Câmara de Belo Horizonte aprova em 1º turno projeto que cria programa de combate à cristofobia

Proposta estabelece multa de R$ 4.500. Em caso de reincidência, o valor poderá chegar a R$ 9 mil

Quarta, 15 de Julho de 2026

Márcia Pinheiro


Câmara de Belo Horizonte aprova em 1º turno projeto que cria programa de combate à cristofobia

Imagem: Ilustrativa / Magnific

A Câmara Municipal de Belo Horizonte aprovou, em primeiro turno, nessa segunda-feira (13), um projeto de lei que cria o Programa Municipal de Combate à Cristofobia. A proposta, de autoria do vereador Irlan Melo (PL), recebeu 31 votos favoráveis, quatro contrários e quatro abstenções. O texto ainda precisa ser aprovado em segundo turno antes de seguir para sanção ou veto do prefeito Álvaro Damião (União Brasil).

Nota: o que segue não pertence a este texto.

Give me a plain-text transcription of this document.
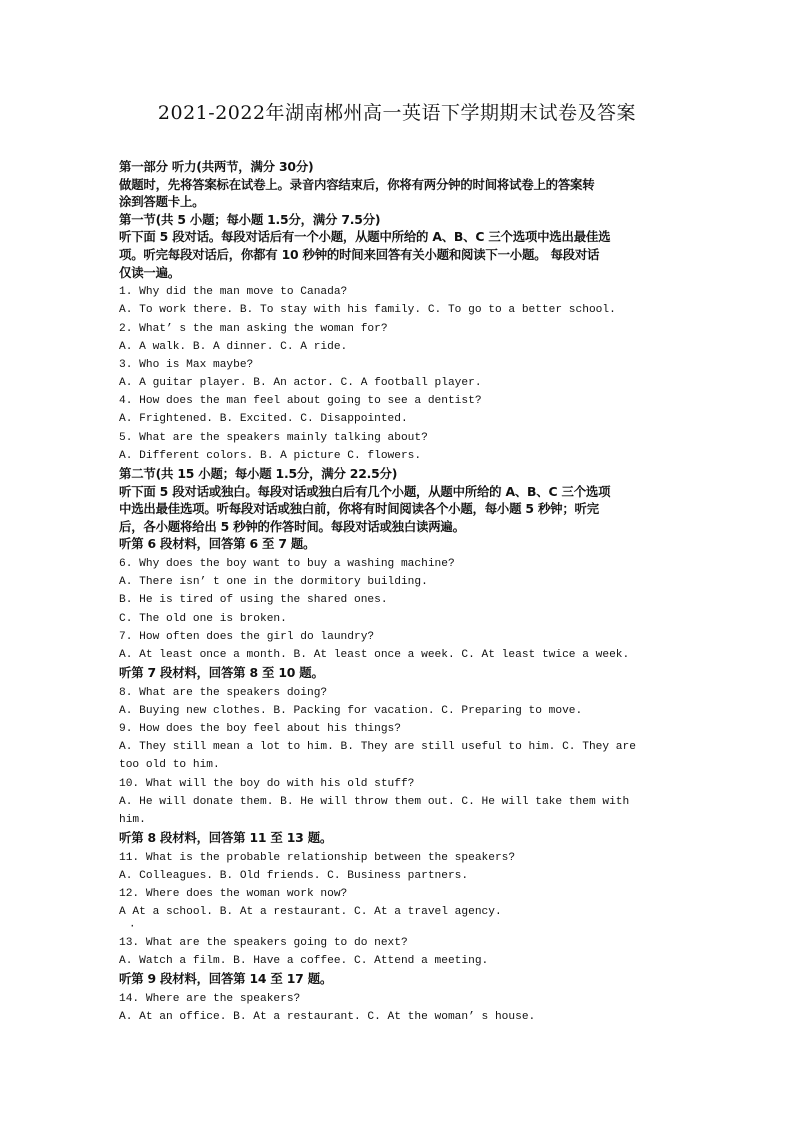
2021-2022年湖南郴州高一英语下学期期末试卷及答案
第一部分 听力(共两节，满分 30分)
做题时，先将答案标在试卷上。录音内容结束后，你将有两分钟的时间将试卷上的答案转
涂到答题卡上。
第一节(共 5 小题；每小题 1.5分，满分 7.5分)
听下面 5 段对话。每段对话后有一个小题，从题中所给的 A、B、C 三个选项中选出最佳选
项。听完每段对话后，你都有 10 秒钟的时间来回答有关小题和阅读下一小题。 每段对话
仅读一遍。
1. Why did the man move to Canada?
A. To work there. B. To stay with his family. C. To go to a better school.
2. What’ s the man asking the woman for?
A. A walk. B. A dinner. C. A ride.
3. Who is Max maybe?
A. A guitar player. B. An actor. C. A football player.
4. How does the man feel about going to see a dentist?
A. Frightened. B. Excited. C. Disappointed.
5. What are the speakers mainly talking about?
A. Different colors. B. A picture C. flowers.
第二节(共 15 小题；每小题 1.5分，满分 22.5分)
听下面 5 段对话或独白。每段对话或独白后有几个小题，从题中所给的 A、B、C 三个选项
中选出最佳选项。听每段对话或独白前，你将有时间阅读各个小题，每小题 5 秒钟；听完
后，各小题将给出 5 秒钟的作答时间。每段对话或独白读两遍。
听第 6 段材料，回答第 6 至 7 题。
6. Why does the boy want to buy a washing machine?
A. There isn’ t one in the dormitory building.
B. He is tired of using the shared ones.
C. The old one is broken.
7. How often does the girl do laundry?
A. At least once a month. B. At least once a week. C. At least twice a week.
听第 7 段材料，回答第 8 至 10 题。
8. What are the speakers doing?
A. Buying new clothes. B. Packing for vacation. C. Preparing to move.
9. How does the boy feel about his things?
A. They still mean a lot to him. B. They are still useful to him. C. They are
too old to him.
10. What will the boy do with his old stuff?
A. He will donate them. B. He will throw them out. C. He will take them with
him.
听第 8 段材料，回答第 11 至 13 题。
11. What is the probable relationship between the speakers?
A. Colleagues. B. Old friends. C. Business partners.
12. Where does the woman work now?
A At a school. B. At a restaurant. C. At a travel agency.
·
13. What are the speakers going to do next?
A. Watch a film. B. Have a coffee. C. Attend a meeting.
听第 9 段材料，回答第 14 至 17 题。
14. Where are the speakers?
A. At an office. B. At a restaurant. C. At the woman’ s house.
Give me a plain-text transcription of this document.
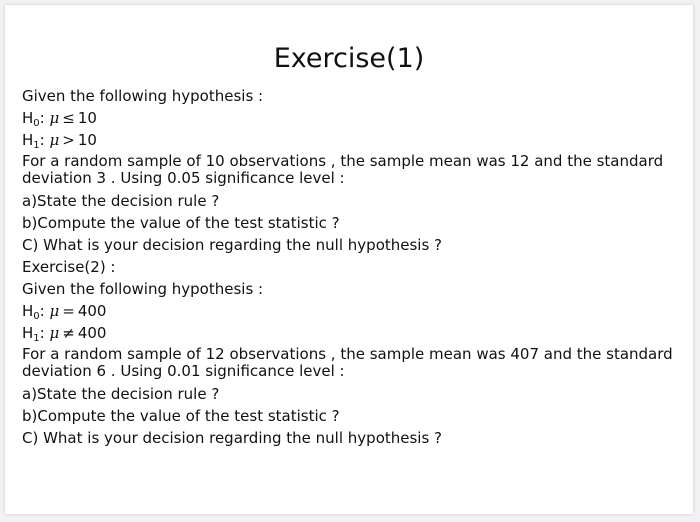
Exercise(1)
Given the following hypothesis :
$H_0$: μ ≤ 10
$H_1$: μ > 10
For a random sample of 10 observations , the sample mean was 12 and the standard deviation 3 . Using 0.05 significance level :
a)State the decision rule ?
b)Compute the value of the test statistic ?
C) What is your decision regarding the null hypothesis ?
Exercise(2) :
Given the following hypothesis :
$H_0$: μ = 400
$H_1$: μ ≠ 400
For a random sample of 12 observations , the sample mean was 407 and the standard deviation 6 . Using 0.01 significance level :
a)State the decision rule ?
b)Compute the value of the test statistic ?
C) What is your decision regarding the null hypothesis ?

Multa varia de R$ 4.500 a R$ 9 mil

O projeto prevê medidas para coibir ataques à fé cristã em espaços públicos e privados, incluindo ofensas verbais, escritas, físicas ou contra símbolos religiosos cristãos. A proposta estabelece multa de R$ 4.500 para pessoas físicas, empresas, blocos de carnaval, organizadores de eventos e outras entidades que descumprirem a norma. Em caso de reincidência, o valor poderá chegar a R$ 9 mil.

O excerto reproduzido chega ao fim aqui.